ABSTRACT

Gianlorenzo Bernini’s 1647–52 Ecstasy of Saint Teresa was once considered the embodiment of Counter-Reformation art in that it encapsulated key stylistic and thematic elements associated with art of the Counter-Reformation era. The multimedia work by Bernini (1598–1660) is located in the Cornaro Chapel in the Carmelite church of Santa Maria della Vittoria in Rome (Fig. 20.1). Like most Counter-Reformation artworks, it was commissioned to promote a particular Catholic doctrine or set of beliefs. In this case, Bernini depicts the moment of the Carmelite saint Teresa of Avila’s transverberation (piercing of the heart by the arrow of Divine Love). At the time of the commission, Teresa was not one of the most revered saints in Rome; the erection of the altarpiece was part of a larger campaign to bring attention to Teresa’s visionary experiences, of which she had written extensively.
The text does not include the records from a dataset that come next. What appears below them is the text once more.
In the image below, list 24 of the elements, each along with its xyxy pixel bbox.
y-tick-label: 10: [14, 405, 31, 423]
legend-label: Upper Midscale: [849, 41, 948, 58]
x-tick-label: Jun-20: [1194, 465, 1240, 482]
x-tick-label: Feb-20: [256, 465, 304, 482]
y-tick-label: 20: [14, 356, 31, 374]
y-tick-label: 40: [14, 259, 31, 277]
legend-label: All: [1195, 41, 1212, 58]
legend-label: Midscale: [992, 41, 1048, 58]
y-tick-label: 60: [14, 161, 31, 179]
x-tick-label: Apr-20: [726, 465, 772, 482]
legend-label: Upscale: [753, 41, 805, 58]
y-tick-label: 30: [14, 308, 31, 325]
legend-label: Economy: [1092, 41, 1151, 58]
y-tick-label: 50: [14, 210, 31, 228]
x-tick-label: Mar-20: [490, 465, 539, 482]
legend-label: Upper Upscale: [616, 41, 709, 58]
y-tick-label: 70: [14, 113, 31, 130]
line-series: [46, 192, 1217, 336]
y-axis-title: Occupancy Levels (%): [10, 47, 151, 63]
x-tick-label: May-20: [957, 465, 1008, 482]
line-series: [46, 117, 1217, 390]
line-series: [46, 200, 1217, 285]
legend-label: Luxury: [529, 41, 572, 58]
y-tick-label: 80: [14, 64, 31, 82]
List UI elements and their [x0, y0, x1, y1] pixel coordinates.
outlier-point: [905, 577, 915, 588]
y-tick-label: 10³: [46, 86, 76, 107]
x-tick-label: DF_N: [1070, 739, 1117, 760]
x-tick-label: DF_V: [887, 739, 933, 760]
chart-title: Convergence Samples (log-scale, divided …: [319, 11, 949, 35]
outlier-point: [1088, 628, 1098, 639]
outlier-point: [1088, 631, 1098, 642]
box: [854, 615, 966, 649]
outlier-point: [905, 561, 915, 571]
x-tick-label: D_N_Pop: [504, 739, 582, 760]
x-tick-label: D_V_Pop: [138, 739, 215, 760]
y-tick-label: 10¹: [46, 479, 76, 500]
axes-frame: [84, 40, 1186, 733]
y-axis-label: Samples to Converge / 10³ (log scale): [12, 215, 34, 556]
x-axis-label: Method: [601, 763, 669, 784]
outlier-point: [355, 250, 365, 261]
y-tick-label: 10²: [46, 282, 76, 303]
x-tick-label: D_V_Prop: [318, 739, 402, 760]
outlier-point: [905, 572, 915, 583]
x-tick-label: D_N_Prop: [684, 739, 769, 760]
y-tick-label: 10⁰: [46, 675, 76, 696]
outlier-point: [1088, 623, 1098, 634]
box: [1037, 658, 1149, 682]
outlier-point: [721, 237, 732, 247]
As the angel pierces the heart of Teresa, her head falls back, her lips part, and her eyes flutter closed in an expression of her ecstasy. Bernini uses frenetic drapery to express outwardly Teresa’s inner mental state. While Protestants emphasized personal devotion rather than outward shows of faith, Bernini’s work fitted into a larger Catholic trend to depict ecstatic saints. The genre of ecstatic saints allowed artists to translate inner devotion to dramatic outward manifestations of faith.